Mayor Hancock: “That was very intentional. We wanted our young men to understand that it’s okay to say, ‘I need help,’ to raise your hand and say, ‘I’m not doing okay.’ And so we were intentional about making sure they were in the room. We were intentional about making young women in the room for Shirley’s story, mothers were in the room for Shirley’s story, women who had experienced maybe a tough birth or postpartum depression, they were in the room for Shirley’s story, as well as women who had been through situations where their husbands were unfaithful to them, or they lost a partner, a tough divorce. Because she had been through all that. And she’s got a chance to talk about all that and how she triumphed through all that. We were very intentional about who was in the audience so that people could understand that people go through things and it’s better to ask for help.

Thomas Whitfield: Are there any plans to expand this “Black Health and Healing” to maybe more of a public or widespread event?

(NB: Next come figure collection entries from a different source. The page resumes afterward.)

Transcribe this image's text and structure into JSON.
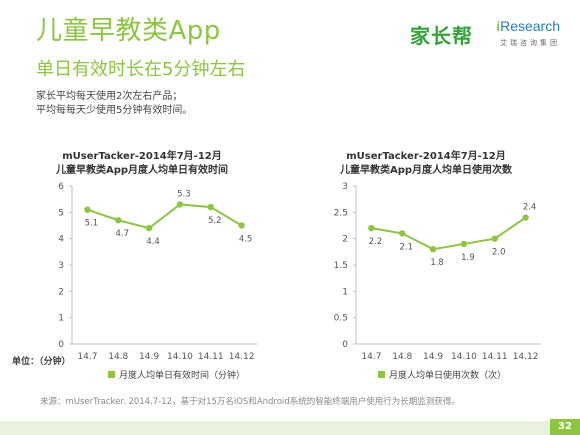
{
  "title": "儿童早教类App",
  "subtitle": "单日有效时长在5分钟左右",
  "logos": {
    "brand_cn": "家长帮",
    "brand_ir_i": "i",
    "brand_ir_rest": "Research",
    "brand_ir_sub": "艾瑞咨询集团"
  },
  "description": [
    "家长平均每天使用2次左右产品；",
    "平均每每天少使用5分钟有效时间。"
  ],
  "unit_label": "单位：（分钟）",
  "source": "来源：mUserTracker. 2014.7-12，基于对15万名iOS和Android系统的智能终端用户使用行为长期监测获得。",
  "page_number": "32",
  "colors": {
    "accent": "#8cc63f",
    "line": "#8cc63f",
    "axis": "#bfbfbf"
  },
  "chart_data": [
    {
      "type": "line",
      "title_line1": "mUserTacker-2014年7月-12月",
      "title_line2": "儿童早教类App月度人均单日有效时间",
      "categories": [
        "14.7",
        "14.8",
        "14.9",
        "14.10",
        "14.11",
        "14.12"
      ],
      "series": [
        {
          "name": "月度人均单日有效时间（分钟）",
          "values": [
            5.1,
            4.7,
            4.4,
            5.3,
            5.2,
            4.5
          ]
        }
      ],
      "ylim": [
        0,
        6
      ],
      "yticks": [
        "0",
        "1",
        "2",
        "3",
        "4",
        "5",
        "6"
      ],
      "grid": false,
      "legend": "bottom"
    },
    {
      "type": "line",
      "title_line1": "mUserTacker-2014年7月-12月",
      "title_line2": "儿童早教类App月度人均单日使用次数",
      "categories": [
        "14.7",
        "14.8",
        "14.9",
        "14.10",
        "14.11",
        "14.12"
      ],
      "series": [
        {
          "name": "月度人均单日使用次数（次）",
          "values": [
            2.2,
            2.1,
            1.8,
            1.9,
            2.0,
            2.4
          ]
        }
      ],
      "ylim": [
        0,
        3
      ],
      "yticks": [
        "0",
        "0.5",
        "1",
        "1.5",
        "2",
        "2.5",
        "3"
      ],
      "grid": false,
      "legend": "bottom"
    }
  ]
}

Mayor Hancock: Well, I think what’s important is that we continue to put together the partnerships and fund resources in the community with the African American Health Initiative and others that we partnered with to do this initiative, that we continue to do those things to make sure services are getting out the door. I also mentioned during the State of the City address that Colorado was one of the leading states and Denver was one of the leading cities in the opiate settlement that went nationwide. There is no doubt that this recurrent drug epidemic started with the Sackler family and their greediness. We sued and we are part of the class action lawsuit. We’ll receive our first trench of about $8 million in the next few months and we’re going to direct those resources back into the treatment services to expand them and to make sure that we are helping those who are addicted as a result of the actions of this one family and a board of directors that felt it was more important to get this drug out and spread across rather than care about the health and well being of Americans.

Thomas Whitfifeld: Well, thank you so much, mayor.

Mayor Hancock: Thanks for having me.

Editor’s Note:  If you or someone you know is struggling, there’s free and professional help through Colorado Crisis Services: Text “TALK” to 38255. Or use the new national number: 988. National Minority Mental Health Awareness Month is observed each July to bring awareness to the unique struggles that members of racial and ethnic minority communities face regarding mental illness in the United States.